@convex-dev/aggregate
Version:
Convex component to calculate counts and sums of values for efficient aggregation.
491 lines • 18.8 kB
JavaScript
import { positionToKey, boundToPosition, keyToPosition, boundsToPositions, } from "./positions.js";
/**
* Write data to be aggregated, and read aggregated data.
*
* The data structure is effectively a key-value store sorted by key, where the
* value is an ID and an optional sumValue.
* 1. The key can be any Convex value (number, string, array, etc.).
* 2. The ID is a string which should be unique.
* 3. The sumValue is a number which is aggregated by summing. If not provided,
* it's assumed to be zero.
*
* Once values have been added to the data structure, you can query for the
* count and sum of items between a range of keys.
*/
export class Aggregate {
component;
constructor(component) {
this.component = component;
}
/// Aggregate queries.
/**
* Counts items between the given bounds.
*/
async count(ctx, ...opts) {
const { count } = await ctx.runQuery(this.component.btree.aggregateBetween, {
...boundsToPositions(opts[0]?.bounds),
namespace: namespaceFromOpts(opts),
});
return count;
}
/**
* Batch version of count() - counts items for multiple bounds in a single call.
*/
async countBatch(ctx, queries) {
const queryArgs = queries.map((query) => {
if (!query) {
throw new Error("You must pass bounds and/or namespace");
}
const namespace = namespaceFromArg(query);
const { k1, k2 } = boundsToPositions(query.bounds);
return { k1, k2, namespace };
});
const results = await ctx.runQuery(this.component.btree.aggregateBetweenBatch, {
queries: queryArgs,
});
return results.map((result) => result.count);
}
/**
* Adds up the sumValue of items between the given bounds.
*/
async sum(ctx, ...opts) {
const { sum } = await ctx.runQuery(this.component.btree.aggregateBetween, {
...boundsToPositions(opts[0]?.bounds),
namespace: namespaceFromOpts(opts),
});
return sum;
}
/**
* Batch version of sum() - sums items for multiple bounds in a single call.
*/
async sumBatch(ctx, queries) {
const queryArgs = queries.map((query) => {
if (!query) {
throw new Error("You must pass bounds and/or namespace");
}
const namespace = namespaceFromArg(query);
const { k1, k2 } = boundsToPositions(query.bounds);
return { k1, k2, namespace };
});
const results = await ctx.runQuery(this.component.btree.aggregateBetweenBatch, {
queries: queryArgs,
});
return results.map((result) => result.sum);
}
/**
* Returns the item at the given offset/index/rank in the order of key,
* within the bounds.
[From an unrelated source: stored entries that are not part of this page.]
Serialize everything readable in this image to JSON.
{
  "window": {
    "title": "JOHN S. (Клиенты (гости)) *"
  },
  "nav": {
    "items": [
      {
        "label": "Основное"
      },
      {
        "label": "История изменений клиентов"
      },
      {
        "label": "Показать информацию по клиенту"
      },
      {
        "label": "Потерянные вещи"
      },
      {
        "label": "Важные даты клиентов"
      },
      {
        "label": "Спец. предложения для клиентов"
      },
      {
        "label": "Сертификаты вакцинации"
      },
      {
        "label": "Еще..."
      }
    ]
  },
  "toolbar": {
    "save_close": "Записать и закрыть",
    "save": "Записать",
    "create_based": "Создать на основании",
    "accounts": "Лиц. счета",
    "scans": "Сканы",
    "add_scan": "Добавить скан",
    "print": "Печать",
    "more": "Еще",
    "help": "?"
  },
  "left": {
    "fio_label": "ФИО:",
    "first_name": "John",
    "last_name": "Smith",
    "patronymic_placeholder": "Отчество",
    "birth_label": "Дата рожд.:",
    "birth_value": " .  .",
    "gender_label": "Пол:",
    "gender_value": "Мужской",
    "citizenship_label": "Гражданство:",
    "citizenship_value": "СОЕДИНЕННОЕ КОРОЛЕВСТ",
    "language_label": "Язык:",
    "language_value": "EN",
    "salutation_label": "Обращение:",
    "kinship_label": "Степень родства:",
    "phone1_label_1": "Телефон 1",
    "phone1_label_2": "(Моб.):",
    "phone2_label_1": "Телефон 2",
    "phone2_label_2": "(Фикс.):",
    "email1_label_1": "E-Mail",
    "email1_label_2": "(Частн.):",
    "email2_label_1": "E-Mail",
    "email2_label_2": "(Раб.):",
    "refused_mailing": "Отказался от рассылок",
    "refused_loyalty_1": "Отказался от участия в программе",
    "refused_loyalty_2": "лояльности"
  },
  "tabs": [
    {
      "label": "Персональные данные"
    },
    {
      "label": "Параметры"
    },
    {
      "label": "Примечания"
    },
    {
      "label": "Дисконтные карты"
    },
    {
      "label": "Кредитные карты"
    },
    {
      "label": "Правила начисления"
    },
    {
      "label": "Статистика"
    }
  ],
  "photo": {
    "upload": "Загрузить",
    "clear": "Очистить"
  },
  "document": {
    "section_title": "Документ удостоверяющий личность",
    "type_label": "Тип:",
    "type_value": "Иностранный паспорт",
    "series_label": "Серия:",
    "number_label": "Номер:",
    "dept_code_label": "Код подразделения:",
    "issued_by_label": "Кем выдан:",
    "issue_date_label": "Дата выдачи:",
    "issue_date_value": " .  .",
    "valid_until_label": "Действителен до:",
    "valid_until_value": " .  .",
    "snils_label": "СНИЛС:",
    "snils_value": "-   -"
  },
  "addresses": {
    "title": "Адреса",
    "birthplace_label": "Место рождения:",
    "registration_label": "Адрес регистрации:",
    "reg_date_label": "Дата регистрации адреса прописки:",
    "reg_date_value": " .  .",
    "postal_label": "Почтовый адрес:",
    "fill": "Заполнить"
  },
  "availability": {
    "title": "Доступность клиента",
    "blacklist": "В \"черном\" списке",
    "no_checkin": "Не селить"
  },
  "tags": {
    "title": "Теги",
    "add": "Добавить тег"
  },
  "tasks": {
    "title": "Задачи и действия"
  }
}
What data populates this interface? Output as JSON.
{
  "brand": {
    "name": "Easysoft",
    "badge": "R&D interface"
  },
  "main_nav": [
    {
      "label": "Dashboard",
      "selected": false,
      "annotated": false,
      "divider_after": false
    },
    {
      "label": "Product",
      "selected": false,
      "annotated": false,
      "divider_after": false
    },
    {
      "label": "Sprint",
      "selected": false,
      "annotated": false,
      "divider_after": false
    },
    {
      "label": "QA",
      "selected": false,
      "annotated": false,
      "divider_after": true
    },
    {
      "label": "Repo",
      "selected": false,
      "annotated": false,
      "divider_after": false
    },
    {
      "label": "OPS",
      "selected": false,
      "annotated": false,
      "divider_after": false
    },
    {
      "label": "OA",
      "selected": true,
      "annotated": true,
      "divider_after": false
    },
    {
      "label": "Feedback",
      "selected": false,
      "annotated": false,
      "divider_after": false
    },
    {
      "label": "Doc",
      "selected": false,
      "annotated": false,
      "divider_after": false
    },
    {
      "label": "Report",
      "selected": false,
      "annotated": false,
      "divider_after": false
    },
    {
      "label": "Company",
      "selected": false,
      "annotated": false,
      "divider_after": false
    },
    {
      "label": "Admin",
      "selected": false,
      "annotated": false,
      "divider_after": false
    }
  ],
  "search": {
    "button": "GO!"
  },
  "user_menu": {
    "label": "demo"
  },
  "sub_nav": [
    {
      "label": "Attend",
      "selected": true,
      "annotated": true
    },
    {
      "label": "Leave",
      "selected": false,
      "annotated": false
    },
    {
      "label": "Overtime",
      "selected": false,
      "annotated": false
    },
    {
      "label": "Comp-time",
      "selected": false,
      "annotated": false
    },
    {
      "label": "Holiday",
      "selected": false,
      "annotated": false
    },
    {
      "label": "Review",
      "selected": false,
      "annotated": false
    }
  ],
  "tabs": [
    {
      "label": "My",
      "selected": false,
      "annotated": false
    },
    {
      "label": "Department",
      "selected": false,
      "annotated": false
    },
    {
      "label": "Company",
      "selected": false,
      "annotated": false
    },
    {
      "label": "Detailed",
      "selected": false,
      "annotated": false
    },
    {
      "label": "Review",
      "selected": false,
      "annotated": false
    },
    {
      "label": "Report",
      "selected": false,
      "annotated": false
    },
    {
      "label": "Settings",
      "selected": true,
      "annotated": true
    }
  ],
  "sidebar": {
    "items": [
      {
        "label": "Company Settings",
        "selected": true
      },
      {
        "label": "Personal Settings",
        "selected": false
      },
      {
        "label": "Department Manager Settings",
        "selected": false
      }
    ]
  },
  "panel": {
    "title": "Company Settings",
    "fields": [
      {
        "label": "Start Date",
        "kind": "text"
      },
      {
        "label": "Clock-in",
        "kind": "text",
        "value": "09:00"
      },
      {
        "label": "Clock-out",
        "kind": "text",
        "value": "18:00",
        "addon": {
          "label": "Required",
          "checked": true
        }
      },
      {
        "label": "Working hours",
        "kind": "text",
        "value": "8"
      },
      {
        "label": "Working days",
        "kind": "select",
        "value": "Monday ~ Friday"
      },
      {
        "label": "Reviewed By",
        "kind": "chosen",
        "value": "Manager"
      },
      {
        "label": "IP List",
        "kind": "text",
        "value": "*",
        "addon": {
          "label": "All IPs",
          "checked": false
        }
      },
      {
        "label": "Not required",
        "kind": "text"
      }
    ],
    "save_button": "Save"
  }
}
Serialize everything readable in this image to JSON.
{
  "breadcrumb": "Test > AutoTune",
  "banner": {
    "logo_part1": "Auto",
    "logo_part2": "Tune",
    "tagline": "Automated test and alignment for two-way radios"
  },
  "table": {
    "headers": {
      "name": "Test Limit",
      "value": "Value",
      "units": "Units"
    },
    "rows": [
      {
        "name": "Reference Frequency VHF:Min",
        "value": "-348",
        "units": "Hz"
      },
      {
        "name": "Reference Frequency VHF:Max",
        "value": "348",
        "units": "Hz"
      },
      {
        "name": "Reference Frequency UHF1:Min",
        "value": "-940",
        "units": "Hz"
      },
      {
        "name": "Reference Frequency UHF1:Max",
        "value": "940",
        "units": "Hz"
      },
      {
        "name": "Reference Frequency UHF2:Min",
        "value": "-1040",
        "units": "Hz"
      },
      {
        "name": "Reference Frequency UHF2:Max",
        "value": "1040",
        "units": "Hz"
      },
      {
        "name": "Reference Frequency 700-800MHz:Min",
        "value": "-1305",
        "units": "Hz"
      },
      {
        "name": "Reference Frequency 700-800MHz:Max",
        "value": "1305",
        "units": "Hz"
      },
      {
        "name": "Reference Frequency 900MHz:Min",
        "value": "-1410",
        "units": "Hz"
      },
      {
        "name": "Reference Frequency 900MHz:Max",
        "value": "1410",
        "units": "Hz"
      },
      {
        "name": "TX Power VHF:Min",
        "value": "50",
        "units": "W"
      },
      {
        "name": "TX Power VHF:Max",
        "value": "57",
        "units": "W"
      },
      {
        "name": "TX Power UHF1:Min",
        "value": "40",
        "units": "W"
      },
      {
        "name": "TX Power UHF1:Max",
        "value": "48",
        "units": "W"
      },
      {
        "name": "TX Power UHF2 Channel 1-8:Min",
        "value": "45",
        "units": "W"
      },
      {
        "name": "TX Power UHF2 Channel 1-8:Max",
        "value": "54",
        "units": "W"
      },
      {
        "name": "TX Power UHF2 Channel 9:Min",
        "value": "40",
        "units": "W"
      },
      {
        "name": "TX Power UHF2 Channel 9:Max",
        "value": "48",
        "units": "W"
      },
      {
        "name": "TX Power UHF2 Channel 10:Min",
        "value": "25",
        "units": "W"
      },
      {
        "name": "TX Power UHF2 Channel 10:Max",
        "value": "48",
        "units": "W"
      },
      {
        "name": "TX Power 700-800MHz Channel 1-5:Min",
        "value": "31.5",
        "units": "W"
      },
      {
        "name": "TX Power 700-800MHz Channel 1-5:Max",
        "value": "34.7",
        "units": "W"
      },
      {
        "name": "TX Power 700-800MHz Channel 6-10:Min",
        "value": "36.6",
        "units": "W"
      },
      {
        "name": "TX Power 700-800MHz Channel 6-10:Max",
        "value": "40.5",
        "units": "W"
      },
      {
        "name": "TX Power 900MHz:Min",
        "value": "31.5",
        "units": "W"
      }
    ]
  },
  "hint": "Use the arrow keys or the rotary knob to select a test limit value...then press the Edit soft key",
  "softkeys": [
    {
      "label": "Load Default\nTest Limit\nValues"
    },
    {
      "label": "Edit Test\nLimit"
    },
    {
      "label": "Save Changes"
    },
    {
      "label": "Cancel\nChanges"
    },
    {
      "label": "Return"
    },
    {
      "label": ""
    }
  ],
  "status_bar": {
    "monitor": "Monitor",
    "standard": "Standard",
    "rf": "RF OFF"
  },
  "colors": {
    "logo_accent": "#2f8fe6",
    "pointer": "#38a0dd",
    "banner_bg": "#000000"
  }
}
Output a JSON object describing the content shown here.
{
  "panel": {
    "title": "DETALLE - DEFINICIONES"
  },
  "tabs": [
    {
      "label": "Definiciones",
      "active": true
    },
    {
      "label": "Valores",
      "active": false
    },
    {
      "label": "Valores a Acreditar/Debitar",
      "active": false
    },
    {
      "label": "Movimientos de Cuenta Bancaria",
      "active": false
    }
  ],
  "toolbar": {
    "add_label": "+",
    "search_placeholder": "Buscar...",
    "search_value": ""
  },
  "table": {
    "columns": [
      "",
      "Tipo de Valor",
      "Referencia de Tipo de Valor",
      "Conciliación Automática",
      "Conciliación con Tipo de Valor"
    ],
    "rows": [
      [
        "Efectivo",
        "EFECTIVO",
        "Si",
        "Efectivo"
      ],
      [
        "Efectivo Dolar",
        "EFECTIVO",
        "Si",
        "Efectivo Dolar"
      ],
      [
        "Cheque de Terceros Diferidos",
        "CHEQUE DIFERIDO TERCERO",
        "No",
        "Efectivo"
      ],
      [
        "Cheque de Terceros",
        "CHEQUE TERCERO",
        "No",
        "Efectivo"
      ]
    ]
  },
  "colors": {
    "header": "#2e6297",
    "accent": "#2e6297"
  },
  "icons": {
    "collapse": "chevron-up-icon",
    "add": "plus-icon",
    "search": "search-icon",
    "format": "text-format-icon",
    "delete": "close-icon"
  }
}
Zero-indexed, so at(0) is the smallest key within the
* bounds.
*
* If offset is negative, it counts from the end of the list, so at(-1) is the
* item with the largest key within the bounds.
*/
async at(ctx, offset, ...opts) {
if (offset < 0) {
const item = await ctx.runQuery(this.component.btree.atNegativeOffset, {
offset: -offset - 1,
namespace: namespaceFromOpts(opts),
...boundsToPositions(opts[0]?.bounds),
});
return btreeItemToAggregateItem(item);
}
const item = await ctx.runQuery(this.component.btree.atOffset, {
offset,
namespace: namespaceFromOpts(opts),
...boundsToPositions(opts[0]?.bounds),
});
return btreeItemToAggregateItem(item);
}
/**
* Batch version of at() - returns items at multiple offsets in a single call.
*/
async atBatch(ctx, queries) {
const queryArgs = queries.map((q) => ({
offset: q.offset,
...boundsToPositions(q.bounds),
namespace: namespaceFromArg(q),
}));
const results = await ctx.runQuery(this.component.btree.atOffsetBatch, {
queries: queryArgs,
});
return results.map((btreeItemToAggregateItem));
}
/**
* Returns the rank/offset/index of the given key, within the bounds.
* Specifically, it returns the index of the first item with
*
* - key >= the given key if `order` is "asc" (default)
* - key <= the given key if `order` is "desc"
*/
async indexOf(ctx, key, ...opts) {
const { k1, k2 } = boundsToPositions(opts[0]?.bounds);
if (opts[0]?.order === "desc") {
return await ctx.runQuery(this.component.btree.offsetUntil, {
key: boundToPosition("upper", {
key,
id: opts[0]?.id,
inclusive: true,
}),
k2,
namespace: namespaceFromOpts(opts),
});
}
return await ctx.runQuery(this.component.btree.offset, {
key: boundToPosition("lower", { key, id: opts[0]?.id, inclusive: true }),
k1,
namespace: namespaceFromOpts(opts),
});
}
/**
* @deprecated Use `indexOf` instead.
*/
async offsetOf(ctx, key, namespace, id, bounds) {
return this.indexOf(ctx, key, { id, bounds, order: "asc", namespace });
}
/**
* @deprecated Use `indexOf` instead.
*/
async offsetUntil(ctx, key, namespace, id, bounds) {
return this.indexOf(ctx, key, { id, bounds, order: "desc", namespace });
}
/**
* Gets the minimum item within the given bounds.
*/
async min(ctx, ...opts) {
const { page } = await this.paginate(ctx, {
namespace: namespaceFromOpts(opts),
bounds: opts[0]?.bounds,
order: "asc",
pageSize: 1,
});
return page[0] ?? null;
}
/**
* Gets the maximum item within the given bounds.
*/
async max(ctx, ...opts) {
const { page } = await this.paginate(ctx, {
namespace: namespaceFromOpts(opts),
bounds: opts[0]?.bounds,
order: "desc",
pageSize: 1,
});
return page[0] ?? null;
}
/**
* Gets a uniformly random item within the given bounds.
*/
async random(ctx, ...opts) {
const count = await this.count(ctx, ...opts);
if (count === 0) {
return null;
}
const index = Math.floor(Math.random() * count);
return await this.at(ctx, index, ...opts);
}
/**
* Get a page of items between the given bounds, with a cursor to paginate.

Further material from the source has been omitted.